I know how to do modular inverses in a hypothetical sense with the Euclidian method, and have been trying to do the, but I seem to keep getting the incorrect answer.

I'm trying to find the inverse of $\;5\pmod {13}$, for example.
The answer should be 8, but I can't seem to get that. These are my steps:
\begin{align}
13 & = 2(5)+3\\
5 & = 1(3)+2\\
3 & =1(2)+1
\end{align}

\begin{align}
1 & =3-1(2)\\
& =3-1(5-1(3))\\

& = 2(3)-5\\
& = 2(13-2(5))-5\\
& = 2(13)-4(5)-5\\
& = 2(13)-5(5)
\end{align}

I'm sure I'm just misunderstanding the steps, but I don't know how.

Also, can the same method to used to find the inverse of $5\pmod{11}$, since $11=2(5)+1$? I immediately don't know how to proceed from here.

Answer

Ok, after applying the extended Euclidean algorithm applied to $13$ (modulus) and $5$ (the number you want to invert)
you will find that

$$1 = 13\cdot 2 + -5 \cdot 5$$

as stated. But taking this whole equation modulo $13$, we get

$$1 \equiv 13\cdot 2 + -5 \cdot 5 \equiv -5 \cdot 5 \equiv 8 \cdot 5 \pmod{13}$$

using that multiplies of $13$ vanish (are equivalent to $0$) and that $8 \equiv -5 \pmod{13}$ (add $13$ to $-5$). So $8$ and $5$ are each other's inverses in $\mathbb{Z}_{13}$. And indeed $5 \times 8 = 40$ is one plus $39$, a multiple of $13$.

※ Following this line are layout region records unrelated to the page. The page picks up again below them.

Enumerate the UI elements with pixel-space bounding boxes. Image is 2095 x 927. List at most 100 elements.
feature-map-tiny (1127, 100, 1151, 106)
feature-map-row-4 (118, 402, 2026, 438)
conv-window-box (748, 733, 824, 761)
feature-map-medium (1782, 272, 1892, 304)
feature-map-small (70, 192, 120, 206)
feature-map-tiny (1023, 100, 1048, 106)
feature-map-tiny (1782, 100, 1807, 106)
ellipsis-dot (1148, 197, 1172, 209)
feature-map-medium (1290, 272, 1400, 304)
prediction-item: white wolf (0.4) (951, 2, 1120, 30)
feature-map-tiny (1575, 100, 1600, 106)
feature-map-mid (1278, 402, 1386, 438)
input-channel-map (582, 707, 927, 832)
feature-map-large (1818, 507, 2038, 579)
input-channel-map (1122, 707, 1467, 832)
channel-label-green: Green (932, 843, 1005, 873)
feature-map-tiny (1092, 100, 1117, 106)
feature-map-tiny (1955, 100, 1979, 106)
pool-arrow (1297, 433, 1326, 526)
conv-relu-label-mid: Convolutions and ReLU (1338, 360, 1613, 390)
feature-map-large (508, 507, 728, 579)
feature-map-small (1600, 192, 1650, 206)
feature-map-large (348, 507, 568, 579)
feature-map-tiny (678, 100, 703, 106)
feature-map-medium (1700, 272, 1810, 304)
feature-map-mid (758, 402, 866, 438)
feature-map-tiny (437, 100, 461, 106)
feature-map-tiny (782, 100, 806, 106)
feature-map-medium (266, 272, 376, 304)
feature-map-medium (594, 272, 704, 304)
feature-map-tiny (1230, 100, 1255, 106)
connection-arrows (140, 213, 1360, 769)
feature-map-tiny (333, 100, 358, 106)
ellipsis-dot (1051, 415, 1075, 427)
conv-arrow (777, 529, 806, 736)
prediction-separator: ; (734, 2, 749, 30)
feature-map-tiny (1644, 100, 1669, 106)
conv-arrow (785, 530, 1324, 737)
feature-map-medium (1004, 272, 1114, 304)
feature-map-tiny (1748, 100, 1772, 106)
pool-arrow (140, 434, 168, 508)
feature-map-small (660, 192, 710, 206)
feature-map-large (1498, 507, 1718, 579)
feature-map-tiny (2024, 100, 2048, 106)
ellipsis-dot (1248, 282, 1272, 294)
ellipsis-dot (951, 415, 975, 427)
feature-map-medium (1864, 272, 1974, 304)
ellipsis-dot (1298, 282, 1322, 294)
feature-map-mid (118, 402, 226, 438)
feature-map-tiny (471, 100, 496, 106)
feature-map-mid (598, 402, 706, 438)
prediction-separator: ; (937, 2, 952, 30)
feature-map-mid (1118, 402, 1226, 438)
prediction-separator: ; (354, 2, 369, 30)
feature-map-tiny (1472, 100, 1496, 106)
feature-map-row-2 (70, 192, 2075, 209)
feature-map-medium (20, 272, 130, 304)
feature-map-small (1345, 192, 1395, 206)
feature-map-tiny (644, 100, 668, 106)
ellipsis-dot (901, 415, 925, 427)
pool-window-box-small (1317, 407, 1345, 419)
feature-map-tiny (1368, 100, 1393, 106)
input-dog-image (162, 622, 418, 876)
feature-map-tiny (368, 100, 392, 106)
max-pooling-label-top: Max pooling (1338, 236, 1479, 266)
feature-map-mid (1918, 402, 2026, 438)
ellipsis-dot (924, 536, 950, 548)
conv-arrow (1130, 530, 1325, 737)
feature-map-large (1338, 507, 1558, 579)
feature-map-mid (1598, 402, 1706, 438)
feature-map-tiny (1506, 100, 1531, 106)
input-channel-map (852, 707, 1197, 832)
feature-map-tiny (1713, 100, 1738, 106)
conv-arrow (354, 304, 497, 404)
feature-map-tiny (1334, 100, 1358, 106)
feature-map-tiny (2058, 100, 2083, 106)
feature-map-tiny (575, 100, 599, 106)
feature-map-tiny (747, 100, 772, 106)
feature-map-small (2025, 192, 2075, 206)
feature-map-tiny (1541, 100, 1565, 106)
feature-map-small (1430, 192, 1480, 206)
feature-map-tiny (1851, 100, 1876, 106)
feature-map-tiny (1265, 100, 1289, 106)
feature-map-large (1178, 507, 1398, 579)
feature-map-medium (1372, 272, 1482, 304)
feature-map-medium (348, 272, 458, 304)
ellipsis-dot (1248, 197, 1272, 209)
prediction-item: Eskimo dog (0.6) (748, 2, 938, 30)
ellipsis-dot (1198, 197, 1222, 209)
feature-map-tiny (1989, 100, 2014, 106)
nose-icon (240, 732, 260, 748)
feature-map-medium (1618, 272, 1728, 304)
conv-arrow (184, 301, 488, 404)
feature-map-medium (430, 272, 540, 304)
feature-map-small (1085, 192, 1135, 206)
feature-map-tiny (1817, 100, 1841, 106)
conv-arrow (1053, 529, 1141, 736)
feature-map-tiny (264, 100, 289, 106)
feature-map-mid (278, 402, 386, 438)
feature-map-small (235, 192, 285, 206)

For $5$ modulo $11$ we first write $1$ as a combination of $11$ and $5$:

$$1 = 1\cdot 11 - 2\cdot 5$$ and taking everything modulo $11$ again, the first term vanishes and we get that $-2$ is the inverse of $5$ modulo $11$, but $-2 \equiv 9 \pmod{11}$, so we can also use $9$ if that's more convenient. (and indeed $9\times 5 = 45 = 1 + 4\times 11 \equiv 1 \pmod{11}$ so that works out.